Conversation flows led with the verdict (safe / suspicious / blocked), followed by the reasoning, followed by the recommended action. This inverted the typical AI assistant pattern of building to a conclusion — security decisions require immediate clarity, not narrative arc. Designed to avoid Lovable.dev-style UI patterns that bury the result in excessive prose.

03
Principle

No fear-based copy or dark patterns

Every alert, warning, and verdict went through a bias/risk review before production. Language that implied catastrophe, exaggerated risk, or pushed toward upsell was flagged and revised. The assistant's voice was designed to read like a knowledgeable friend, not a threat dashboard. This was codified in a responsible AI copy guide distributed to the content and engineering teams.

04
Principle

Privacy-respecting by design

The AI assistant design worked through privacy review before any technical architecture was finalized — ensuring that submitted content (URLs, screenshots, messages) was handled with appropriate data minimization, clear consent flows, and transparent retention policies. Privacy was a design constraint, not an afterthought.

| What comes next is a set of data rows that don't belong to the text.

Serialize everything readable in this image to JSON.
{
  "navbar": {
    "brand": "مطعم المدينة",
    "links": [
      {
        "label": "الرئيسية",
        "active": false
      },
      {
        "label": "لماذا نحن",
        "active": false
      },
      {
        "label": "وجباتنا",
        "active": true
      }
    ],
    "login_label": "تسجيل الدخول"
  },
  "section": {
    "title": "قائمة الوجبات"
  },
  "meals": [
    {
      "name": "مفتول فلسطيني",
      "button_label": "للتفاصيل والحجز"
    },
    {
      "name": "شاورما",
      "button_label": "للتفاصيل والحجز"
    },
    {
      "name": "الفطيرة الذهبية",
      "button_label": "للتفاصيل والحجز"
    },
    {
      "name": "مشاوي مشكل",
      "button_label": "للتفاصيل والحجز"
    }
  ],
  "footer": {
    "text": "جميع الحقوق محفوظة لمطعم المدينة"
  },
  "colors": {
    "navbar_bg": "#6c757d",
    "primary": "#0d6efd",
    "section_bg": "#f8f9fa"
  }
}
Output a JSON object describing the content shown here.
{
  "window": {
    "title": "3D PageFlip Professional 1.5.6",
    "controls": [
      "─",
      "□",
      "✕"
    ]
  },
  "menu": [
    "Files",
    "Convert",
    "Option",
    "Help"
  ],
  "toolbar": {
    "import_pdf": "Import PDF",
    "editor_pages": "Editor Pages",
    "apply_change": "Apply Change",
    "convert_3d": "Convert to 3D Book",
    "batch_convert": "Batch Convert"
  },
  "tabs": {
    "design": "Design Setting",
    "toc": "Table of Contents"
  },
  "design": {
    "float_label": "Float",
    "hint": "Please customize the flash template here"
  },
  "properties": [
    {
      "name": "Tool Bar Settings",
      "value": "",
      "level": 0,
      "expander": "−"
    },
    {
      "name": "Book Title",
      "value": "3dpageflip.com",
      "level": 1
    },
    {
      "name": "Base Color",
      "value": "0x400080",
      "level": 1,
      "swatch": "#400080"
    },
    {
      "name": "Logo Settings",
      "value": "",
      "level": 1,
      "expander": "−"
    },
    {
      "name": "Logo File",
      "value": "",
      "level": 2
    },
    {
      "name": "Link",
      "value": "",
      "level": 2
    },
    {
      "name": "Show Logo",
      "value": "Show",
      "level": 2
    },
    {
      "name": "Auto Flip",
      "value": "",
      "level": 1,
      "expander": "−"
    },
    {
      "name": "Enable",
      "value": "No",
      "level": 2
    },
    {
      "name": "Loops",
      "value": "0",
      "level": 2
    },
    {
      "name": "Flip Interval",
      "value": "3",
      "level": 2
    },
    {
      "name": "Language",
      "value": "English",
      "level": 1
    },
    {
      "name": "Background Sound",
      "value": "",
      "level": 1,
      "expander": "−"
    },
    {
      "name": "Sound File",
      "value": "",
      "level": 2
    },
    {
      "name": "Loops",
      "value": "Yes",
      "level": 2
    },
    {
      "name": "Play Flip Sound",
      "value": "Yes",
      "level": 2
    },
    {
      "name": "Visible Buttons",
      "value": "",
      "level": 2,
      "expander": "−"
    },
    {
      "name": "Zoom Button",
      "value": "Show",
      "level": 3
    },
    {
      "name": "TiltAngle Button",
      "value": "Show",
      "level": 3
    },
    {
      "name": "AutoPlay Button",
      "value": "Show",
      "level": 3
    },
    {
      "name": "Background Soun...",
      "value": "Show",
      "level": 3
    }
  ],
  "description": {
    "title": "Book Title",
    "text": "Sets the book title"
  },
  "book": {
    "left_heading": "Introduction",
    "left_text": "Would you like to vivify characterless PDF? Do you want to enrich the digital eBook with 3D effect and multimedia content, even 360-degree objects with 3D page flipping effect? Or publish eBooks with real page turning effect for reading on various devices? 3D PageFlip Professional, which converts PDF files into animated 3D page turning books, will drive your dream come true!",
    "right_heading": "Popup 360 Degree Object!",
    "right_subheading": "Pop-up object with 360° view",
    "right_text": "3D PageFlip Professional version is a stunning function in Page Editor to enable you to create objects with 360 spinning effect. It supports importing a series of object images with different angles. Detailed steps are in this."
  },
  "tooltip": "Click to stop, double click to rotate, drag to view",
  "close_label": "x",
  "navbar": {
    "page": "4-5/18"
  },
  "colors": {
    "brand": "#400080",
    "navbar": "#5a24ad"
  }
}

AI Scam Protection — scan anything, get a verdict

The shipped realization of the Scam Detection Assistant is AI Scam Protection: a dedicated module inside the Webroot app that lets people check whether something is legitimate before they act on it. It accepts the content users are actually unsure about — email and direct-message text, files and documents, images, and video — through a single drop zone. A user can drag a file in, paste a suspicious link, or paste the body of a message, and the assistant classifies it. This is the SmartScan-first principle in production: users never have to decide whether something is "suspicious enough" to check first.

The flow leads with intent rather than a bare spinner — the processing state reads "Checking for scams…", framing the wait around the verdict it is building toward. The privacy posture is stated at the point of use, not buried in terms: the panel reminds users that Webroot only scans what they share and does not store their data or reach anything else on the device. Nothing in the experience uses red, countdowns, or fear copy — the same calm, factual tone the persona research demanded.

Scan anything, classify automatically

One drop zone takes email and message text, files, images, and video. Users paste or drag — they never have to judge whether something is suspicious before submitting it. The SmartScan-first research principle, shipped as a single input affordance.

Verdict-first processing

The wait state says "Checking for scams…" rather than showing a bare spinner, framing the experience around the safe / suspicious / blocked verdict it is building toward — clarity over narrative arc, exactly as the conversation design specified.

Privacy stated at the point of use

The panel tells users plainly that Webroot only scans what they share and does not store their data or access anything else on the device — the privacy-by-design principle made visible where the decision happens, not hidden in a terms page.

Calm, never alarming

No red states, no countdowns, no fear copy in the scanning flow — just the brand mascot and a plain-language status. The emotional tone reflects the research finding that users abandon tools that feel alarmist or upsell through anxiety.


A responsible-AI foundation that outlived the feature

Responsible AI framework established as a template for all future AI-powered features — including formal bias/risk review, ethical copywriting standards, and a privacy-first design protocol that predated legal requirements and positioned the product for regulatory compliance.

AI Scam Protection shipped inside the Webroot app — a SmartScan-first experience that lets users check email, messages, files, images, and links and returns a plain-language safe / suspicious / blocked verdict, with privacy stated at the point of use.

A verdict-first conversation model that inverted the typical AI assistant pattern — leading with the answer, not narrative — and a calm, non-alarmist voice codified in a responsible-AI copy guide distributed to content and engineering teams.